Não há, em mim, espaço suficiente

para esse delírio, para esse clamor

vindo da exaltação do fogo.

Magma de ardentes relâmpagos,

ele me toma nos braços,

enreda-se em minhas pernas,

pelos desvãos da minha pele,

e tatua em meu pensamento

um corcel desenhado

por súbitas tempestades,

por agudas fatalidades.

Não há, em mim, pulso suficiente

para essa febre, para essa sede

vinda da vertigem da noite.

Nos meus sonhos, há um palpitar

de dorsos e flancos incendiados pela lua.

 

 

 

 

 

 

XLIII

 

 

Pacifico o poema, para que o dia

fique mais próximo do meu coração.

Semeio essa manhã nos subterrâneos

do meu nome, para que a luz do sol

seja capaz de me acender no espanto

vivo de cada palavra. Abraço, em mim,

as paisagens todas; festejo o silêncio

na leve iluminura do orvalho. Um ninho

abriga suave canto: é no meu nome

que ele adormece asas e voos.

 

 

 

[Poemas do livro Sobre a nudez dos sonhos. Goiânia: Kelps, 2011]

 

 

 

Celebração das marés

 

I

 

Um risco de veleiros em fuga

sempre foi o teu nome.

Arquipélagos de incandescentes pássaros

os teus olhos. Os frutos do sal,

a íris do sol na filigrana das águas,

os cardumes do outono

clamam em teus pulsos

a presença de um fogo vivo,

cicatriz de um oceano em fúria.

 

Sempre foi o teu nome as marés.

Em toda palavra,

navegam barcos de pólen,

peixes de constelações ardentes.

Em casa silêncio,

nasce o azul dos cavalos-marinhos,

movimento dos remos singrando o mistério.

 

O teu nome sempre foi os promontórios,

as ilhas desvairadas pelo verão.

Sobre a nudez do desejo repousam

a brancura das velas infladas,

a plena luminosidade do meio-dia.

 

Em teu destino os corais tramaram

a encantação das estrelas marinhas,

a memória dos búzios.

Essa é a convocação das marés:

esculpir os sonhos na febre das ondas,

na areia desfeita nas orlas.

 

No teu nome o sono das crianças

apascentou a cólera das naufrágios.

 

 

 

 

 

 

III

 

 

Do poema nada nos resta

a não ser essa viagem

rumo aos mares,

esse gosto de naufrágio

ao findar das paixões,

esse astrolábio partido.

 

O poema,

peixe cego,

barco amputado,

nada nos ensina,

em nada modifica

a força das marés.

 

Rastro de espuma

na pele dos acasos,

o poema finca as âncoras

no sal, na eternidade,

onde nossas ausências

ardem o grito dos corais.

 

O poema é nudez precária,

procela sem ventos, sem nuvens.

Quando nele adormecemos,

acordamos com os ossos fraturados,

vergastados pelas maresias.

 

O poema é tão inútil

quando o mar ao fim da tarde.

 

Por isso seu esplendor é límpido

como a beleza do silêncio.

 

 

 

 

 

 

VI

 

 

Abracei inteiramente a solidão.

O mar derramou minha presença

em todo espaço onde não existo.

De pé, em frente ao esplendor das águas,

soletro o sal, a luz dos veleiros,

o nome dos pescadores sepultos pelas ondas.

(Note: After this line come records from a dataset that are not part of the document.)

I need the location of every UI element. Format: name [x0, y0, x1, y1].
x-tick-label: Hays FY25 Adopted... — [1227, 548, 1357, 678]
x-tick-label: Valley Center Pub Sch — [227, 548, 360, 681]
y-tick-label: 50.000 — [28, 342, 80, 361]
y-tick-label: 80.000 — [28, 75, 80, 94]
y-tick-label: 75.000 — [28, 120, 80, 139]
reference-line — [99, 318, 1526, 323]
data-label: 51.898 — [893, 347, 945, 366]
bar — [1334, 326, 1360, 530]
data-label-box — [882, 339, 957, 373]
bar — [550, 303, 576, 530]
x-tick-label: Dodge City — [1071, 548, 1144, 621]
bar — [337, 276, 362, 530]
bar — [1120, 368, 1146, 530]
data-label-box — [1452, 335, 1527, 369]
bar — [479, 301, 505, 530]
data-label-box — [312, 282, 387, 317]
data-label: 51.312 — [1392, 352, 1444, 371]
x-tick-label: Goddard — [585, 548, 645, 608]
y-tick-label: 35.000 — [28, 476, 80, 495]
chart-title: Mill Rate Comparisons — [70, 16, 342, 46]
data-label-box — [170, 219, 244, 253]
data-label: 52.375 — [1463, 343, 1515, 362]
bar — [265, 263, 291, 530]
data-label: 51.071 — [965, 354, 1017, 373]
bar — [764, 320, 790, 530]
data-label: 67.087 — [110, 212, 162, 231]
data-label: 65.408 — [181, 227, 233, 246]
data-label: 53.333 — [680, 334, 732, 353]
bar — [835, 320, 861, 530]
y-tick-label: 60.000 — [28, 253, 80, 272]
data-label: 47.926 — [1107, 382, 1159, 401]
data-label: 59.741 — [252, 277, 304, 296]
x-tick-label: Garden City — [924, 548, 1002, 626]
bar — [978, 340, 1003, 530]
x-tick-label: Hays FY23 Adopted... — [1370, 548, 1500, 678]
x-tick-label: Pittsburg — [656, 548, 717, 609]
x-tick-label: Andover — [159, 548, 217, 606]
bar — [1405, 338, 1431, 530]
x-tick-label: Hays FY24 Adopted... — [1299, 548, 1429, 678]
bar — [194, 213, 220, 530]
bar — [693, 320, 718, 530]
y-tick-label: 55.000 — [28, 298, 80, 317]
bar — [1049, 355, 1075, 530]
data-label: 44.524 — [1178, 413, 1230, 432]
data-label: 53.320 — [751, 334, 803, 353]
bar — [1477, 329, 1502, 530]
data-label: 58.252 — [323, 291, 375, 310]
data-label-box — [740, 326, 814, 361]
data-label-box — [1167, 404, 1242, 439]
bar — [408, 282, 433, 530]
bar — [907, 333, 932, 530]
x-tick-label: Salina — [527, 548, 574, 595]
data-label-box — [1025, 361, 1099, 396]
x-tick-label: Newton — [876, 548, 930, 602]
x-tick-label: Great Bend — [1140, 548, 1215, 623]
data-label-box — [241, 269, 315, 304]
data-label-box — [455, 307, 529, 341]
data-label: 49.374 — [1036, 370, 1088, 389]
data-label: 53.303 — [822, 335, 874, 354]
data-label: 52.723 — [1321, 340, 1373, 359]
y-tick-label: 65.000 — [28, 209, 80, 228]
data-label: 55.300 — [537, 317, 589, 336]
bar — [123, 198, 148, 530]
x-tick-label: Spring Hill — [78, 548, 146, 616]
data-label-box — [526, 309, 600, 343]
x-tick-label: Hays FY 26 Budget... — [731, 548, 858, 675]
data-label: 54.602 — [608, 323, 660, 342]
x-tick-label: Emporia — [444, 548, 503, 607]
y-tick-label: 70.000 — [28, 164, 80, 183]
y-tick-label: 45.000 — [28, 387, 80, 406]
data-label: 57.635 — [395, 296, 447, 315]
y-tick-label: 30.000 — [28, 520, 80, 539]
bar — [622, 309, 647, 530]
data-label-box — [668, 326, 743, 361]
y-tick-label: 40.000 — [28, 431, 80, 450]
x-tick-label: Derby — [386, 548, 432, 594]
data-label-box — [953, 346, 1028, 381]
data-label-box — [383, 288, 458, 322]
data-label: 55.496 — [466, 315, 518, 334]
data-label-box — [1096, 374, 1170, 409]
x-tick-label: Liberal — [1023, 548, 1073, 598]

Vivo onde somente vicejam os oceanos,

onde o destino dos homens sempre se fez maresia,

pranto, arquipélago.

Nasci das estrelas marinhas,

vesti minha nudez

com o fogo dos corais,

com o nascimento das marés.

O mar derramou meus olhos

em toda iluminação onde não vivi.

Por todo o sempre abracei

as sete chagas dos oceanos.

 

 

 

 

 

 

VII

 

 

Sou sempre às vésperas do naufrágio.

 

 

 

 

 

 

XIII

 

 

Os oceanos são muito pouco para a tua face.

As âncoras, o velame branco do vento,

as ondas, iluminura de ardentes escamas

não podem conter teus braços,

os sonhos todos a vergar os teus ombros.

Afagas a sombra das quilhas,

adormeces no silêncio dos búzios,

na chaga viva dos corais,

para ressuscitares, inteiro, além de todo limite.

Os oceanos não bastam para a palavra.

Por isso o impossível também se faz água,

abre-se em ardente sal, em correnteza.

Os oceanos não podem abraçar o desassossego.

Sôfrego, navegas sempre além da página,

do resíduo, do silêncio amordaçado.

Inscreves além dos mares mais longínquos,

a plenitude dos desertos, a sede dos areais em febre.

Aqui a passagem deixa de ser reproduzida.